The new speech recognition system makes more or less the same mistakes as a professional transcriptionist.
Microsoft claimed a breakthrough in speech recognition with a technology that can recognise words and their context in a conversation, which it said is equal to the understanding of humans.
A team from Microsoft Artificial Intelligence and Research said that the speech recognition system makes the same number of fewer mistakes than a professional transcriber.
A word error rate (WER) of 5.9% had been achieved compared to the rate stood at 6.3% reported last month.
With the breakthrough, a computer can now recognise words in a conversation, very similar to a person, the company said.
Microsoft Artificial Intelligence and Research group executive vice president Harry Shum said: “Even five years ago, I wouldn’t have thought we could have achieved this. I just wouldn’t have thought it would be possible.”
The milestone can open up a whole new world of opportunities tech industry for businesses. Technology products could be significantly upgraded with speech recognition and many other products could feature this technology.
Significant upgrades for products and services such as Xbox, speech-to-text transcription applications and personal digital assistants like Microsoft’s Cortana.
According to the team, this was achieved by systematically applying latest neural network technology in all aspects of the system.
The breakthrough came when the researchers used neural language models which recognise words as continuous vectors in space.

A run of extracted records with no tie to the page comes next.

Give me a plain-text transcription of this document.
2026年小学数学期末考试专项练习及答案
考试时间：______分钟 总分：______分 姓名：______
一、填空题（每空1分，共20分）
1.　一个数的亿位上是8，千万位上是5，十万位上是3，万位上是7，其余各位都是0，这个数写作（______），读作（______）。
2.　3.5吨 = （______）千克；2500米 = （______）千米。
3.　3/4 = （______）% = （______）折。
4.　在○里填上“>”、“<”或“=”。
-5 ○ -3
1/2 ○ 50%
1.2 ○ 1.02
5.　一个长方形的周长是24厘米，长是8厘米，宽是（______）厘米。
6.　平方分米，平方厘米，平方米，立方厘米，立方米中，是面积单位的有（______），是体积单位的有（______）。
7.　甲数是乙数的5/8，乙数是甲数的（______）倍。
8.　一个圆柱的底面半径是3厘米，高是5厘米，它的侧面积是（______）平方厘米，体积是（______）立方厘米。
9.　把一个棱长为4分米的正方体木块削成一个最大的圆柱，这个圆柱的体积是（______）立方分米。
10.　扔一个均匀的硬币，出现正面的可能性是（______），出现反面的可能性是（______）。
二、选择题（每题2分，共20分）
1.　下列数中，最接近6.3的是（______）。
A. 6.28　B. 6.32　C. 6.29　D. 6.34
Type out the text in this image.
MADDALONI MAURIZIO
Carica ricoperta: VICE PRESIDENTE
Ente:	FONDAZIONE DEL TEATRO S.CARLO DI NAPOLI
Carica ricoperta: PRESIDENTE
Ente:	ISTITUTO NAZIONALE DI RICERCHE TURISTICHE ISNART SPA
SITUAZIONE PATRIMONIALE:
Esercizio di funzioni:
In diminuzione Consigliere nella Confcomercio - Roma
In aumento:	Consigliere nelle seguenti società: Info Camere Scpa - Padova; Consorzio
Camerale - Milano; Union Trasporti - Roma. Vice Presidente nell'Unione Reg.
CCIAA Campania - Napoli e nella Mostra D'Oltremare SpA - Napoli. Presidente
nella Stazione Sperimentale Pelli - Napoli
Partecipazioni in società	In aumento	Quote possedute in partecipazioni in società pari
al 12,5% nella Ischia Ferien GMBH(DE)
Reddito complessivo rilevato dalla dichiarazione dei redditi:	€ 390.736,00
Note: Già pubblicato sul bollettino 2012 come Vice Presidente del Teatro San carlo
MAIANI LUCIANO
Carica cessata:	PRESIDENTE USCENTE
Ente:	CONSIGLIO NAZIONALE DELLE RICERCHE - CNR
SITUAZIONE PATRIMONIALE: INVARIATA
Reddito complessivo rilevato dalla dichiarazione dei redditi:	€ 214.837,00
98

A Microsoft-developed deep learning system, Computational Network Toolkit was also used to achieve the breakthrough. The company has placed this toolkit in GitHub through an open source license for developers
Apart from the software, the computers used intense graphics processing units to do the job of processing the inputs, which significantly added to the speed of the operations.
The news follows another of Microsoft’s team’s recent achievement in computer vision. The team had won first place in COCO image segmentation challenge, where the computer can recognise whether or not an object is in an image.
The team says that the technology needs to be tested extensively and to ensure that it works under real-world conditions.
According to the researchers, the technology must be able to recognise voice under several conditions such as while driving, in a party or where there is a lot background noise and also to recognise several accents.